Not sure if it is a virtue, but standing as a pedestrians in an empty street at 3 AM waiting for a traffic light to turn green doesn't make much sense either, it isn't as if a ghost car is coming out of nowhere.

It should be a matter of judgement and not following rules just because.

It makes sense as it allows to walk city streets safely on autopilot while thinking about other things.
> For example, our commute to work is marked by the trust that other drivers will cooperate, following the rules, so that we all get to where we are going.

That trust comes from the knowledge that it's likely that those drivers also don't want to crash, and would rather prefer to get where they're going.

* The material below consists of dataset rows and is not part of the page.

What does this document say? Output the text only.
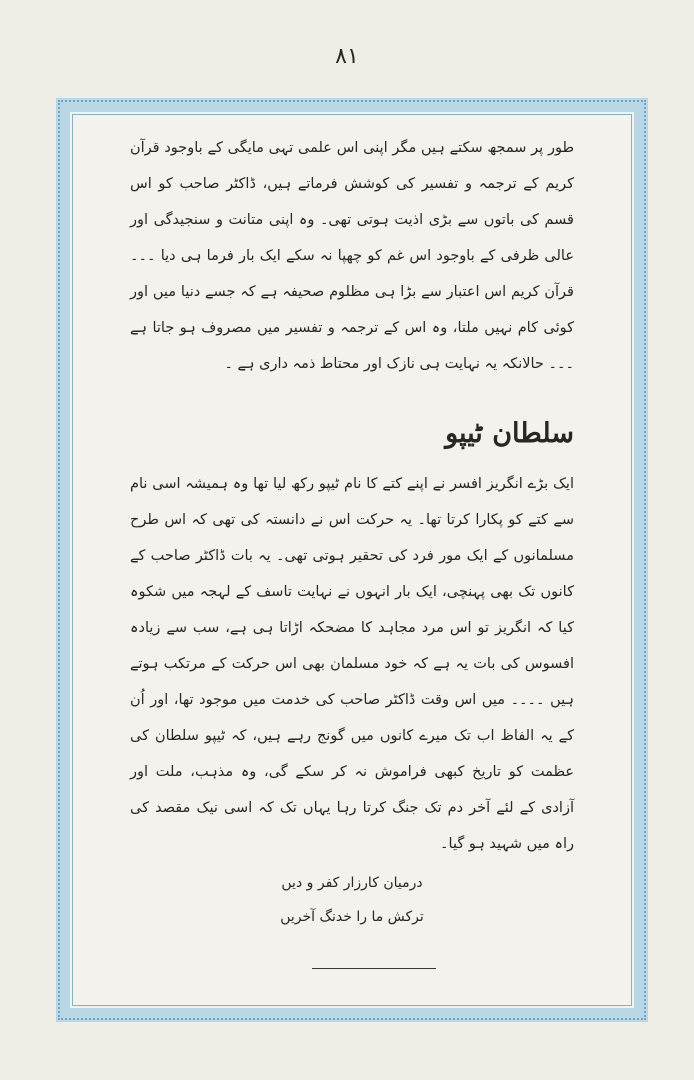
۸۱

طور پر سمجھ سکتے ہیں مگر اپنی اس علمی تہی مایگی کے باوجود قرآن کریم کے ترجمہ و تفسیر کی کوشش فرماتے ہیں، ڈاکٹر صاحب کو اس قسم کی باتوں سے بڑی اذیت ہوتی تھی۔ وہ اپنی متانت و سنجیدگی اور عالی ظرفی کے باوجود اس غم کو چھپا نہ سکے ایک بار فرما ہی دیا ۔۔۔ قرآن کریم اس اعتبار سے بڑا ہی مظلوم صحیفہ ہے کہ جسے دنیا میں اور کوئی کام نہیں ملتا، وہ اس کے ترجمہ و تفسیر میں مصروف ہو جاتا ہے ۔۔۔ حالانکہ یہ نہایت ہی نازک اور محتاط ذمہ داری ہے ۔

سلطان ٹیپو

ایک بڑے انگریز افسر نے اپنے کتے کا نام ٹیپو رکھ لیا تھا وہ ہمیشہ اسی نام سے کتے کو پکارا کرتا تھا۔ یہ حرکت اس نے دانستہ کی تھی کہ اس طرح مسلمانوں کے ایک مور فرد کی تحقیر ہوتی تھی۔ یہ بات ڈاکٹر صاحب کے کانوں تک بھی پہنچی، ایک بار انہوں نے نہایت تاسف کے لہجہ میں شکوہ کیا کہ انگریز تو اس مرد مجاہد کا مضحکہ اڑاتا ہی ہے، سب سے زیادہ افسوس کی بات یہ ہے کہ خود مسلمان بھی اس حرکت کے مرتکب ہوتے ہیں ۔۔۔۔ میں اس وقت ڈاکٹر صاحب کی خدمت میں موجود تھا، اور اُن کے یہ الفاظ اب تک میرے کانوں میں گونج رہے ہیں، کہ ٹیپو سلطان کی عظمت کو تاریخ کبھی فراموش نہ کر سکے گی، وہ مذہب، ملت اور آزادی کے لئے آخر دم تک جنگ کرتا رہا یہاں تک کہ اسی نیک مقصد کی راہ میں شہید ہو گیا۔

درمیان کارزار کفر و دیں
ترکش ما را خدنگ آخریں
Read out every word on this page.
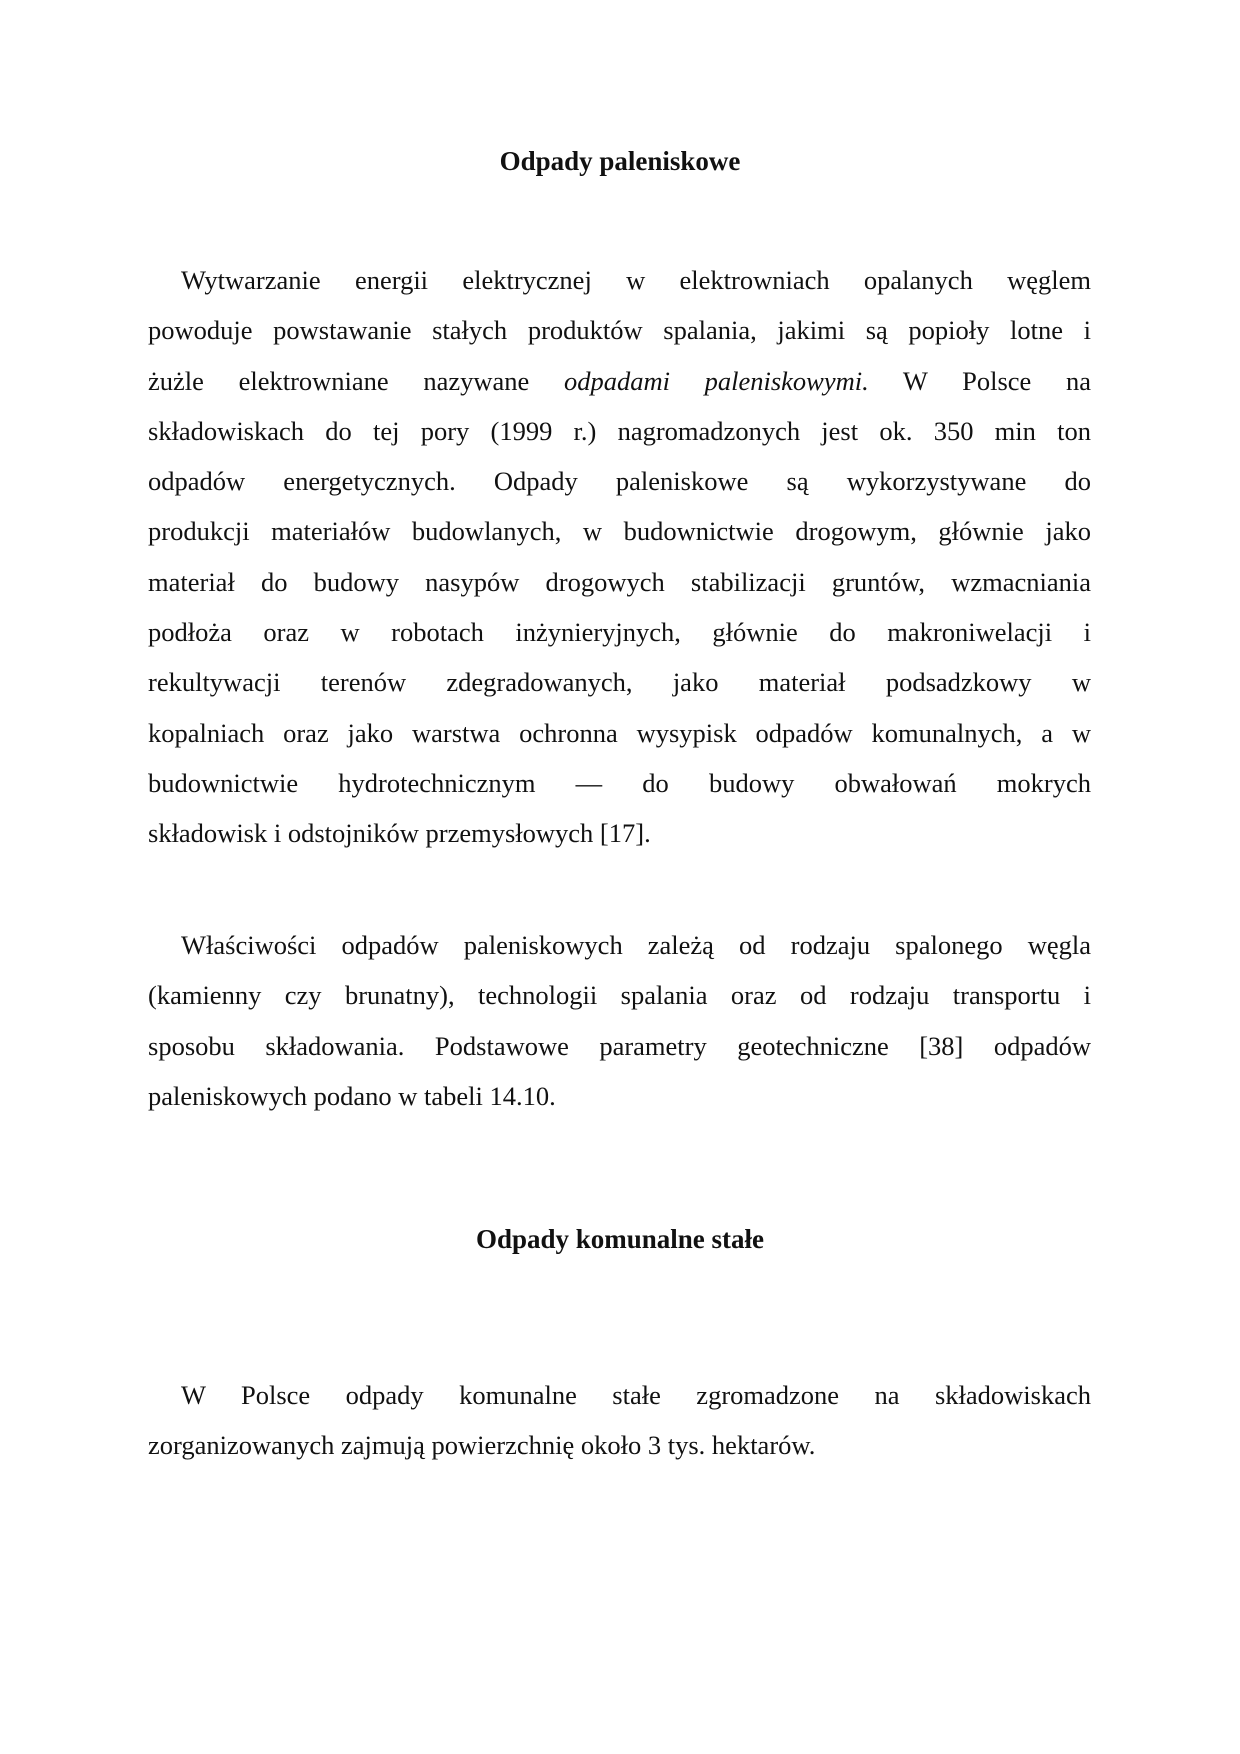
Odpady paleniskowe
Wytwarzanie energii elektrycznej w elektrowniach opalanych węglem
powoduje powstawanie stałych produktów spalania, jakimi są popioły lotne i
żużle elektrowniane nazywane odpadami paleniskowymi. W Polsce na
składowiskach do tej pory (1999 r.) nagromadzonych jest ok. 350 min ton
odpadów energetycznych. Odpady paleniskowe są wykorzystywane do
produkcji materiałów budowlanych, w budownictwie drogowym, głównie jako
materiał do budowy nasypów drogowych stabilizacji gruntów, wzmacniania
podłoża oraz w robotach inżynieryjnych, głównie do makroniwelacji i
rekultywacji terenów zdegradowanych, jako materiał podsadzkowy w
kopalniach oraz jako warstwa ochronna wysypisk odpadów komunalnych, a w
budownictwie hydrotechnicznym — do budowy obwałowań mokrych
składowisk i odstojników przemysłowych [17].
Właściwości odpadów paleniskowych zależą od rodzaju spalonego węgla
(kamienny czy brunatny), technologii spalania oraz od rodzaju transportu i
sposobu składowania. Podstawowe parametry geotechniczne [38] odpadów
paleniskowych podano w tabeli 14.10.
Odpady komunalne stałe
W Polsce odpady komunalne stałe zgromadzone na składowiskach
zorganizowanych zajmują powierzchnię około 3 tys. hektarów.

I love the culturally specific implication that 'commute' == 'commute in the car' :)
I apologize for that. I try to mitigate my US-centricness in my comments as much as possible, understanding completely that I am speaking with a global audience, but I am definitely not perfect at it :D

I suppose the same goes if you take the tube, ride a bike, walk, etc? There's still rules in terms of behavior, flow of traffic (even foot traffic), etc, that helps set a number of expectations so everyone can decide and behave accordingly. Happy to hear different thoughts on this!

Robots.txt was created long before Google and before people were thinking about SEO:

https://en.wikipedia.org/wiki/Robots.txt

The scenario I remember was that the underfunded math department had an underpowered server connected via a wide and short pipe to the overfunded CS department and webcrawler experiments would crash the math department's web site repeatedly.

With the advent of AI and the notion of actually going to a website as being quaint: each website should have a humans.txt such as https://www.netflix.com/humans.txt or https://www.google.com/humans.txt
I have not heard of humans.txt before. It is apparently used for acknowledgement and crediting the dev team who created the resource.
What everybody is missing is that AI inference (not training) is a route out of the enshittification economy. One reason why Cloudflare is harassing you all the time to click on traffic lights and motorcycles is to slam the door from some of the exit routes.
Yup. Robots.txt was a don't-swamp-me thing.
It is so interesting to track this technology's origin back to the source. It makes sense that it would come from a background of limited resources where things would break if you overwhelm it. It didn't take much to do so.
I still see the value in robots.txt and DNT as a clear, standardised way of posting a "don't do this" sign that companies could be forced to respect through legal means.

The GDPR requires consent for tracking. DNT is a very clear "I do not consent" statement. It's a very widely known standard in the industry. It would therefore make sense that a court would eventually find companies not respecting it are in breach of the GDPR.

That was a theory at least...

Would robot traffic be considered tracking in light of GDPR standards? As far as I know there are no regulatory rules in relation to enforcing robots behaviors outside of robots.txt, which is more of an honor system.
DNT and GDPR was just an example. In a court case about tracking, DNT could be found to be a clear and explicit opt out. Similarly, in a case about excessive scraping or the use of scraped information, robots txt could be used as a clear and explicit signal that the site operator does not want their pages harvested. It all but certainly gets rid of the "they put it on the public web so we assumed we can scrape it, we can'task everyone for permission" argument. They can't claim it was "in good faith" if there's a widely-accepted standard for opting out.
Fair enough. It should be sufficient to say one way or the other.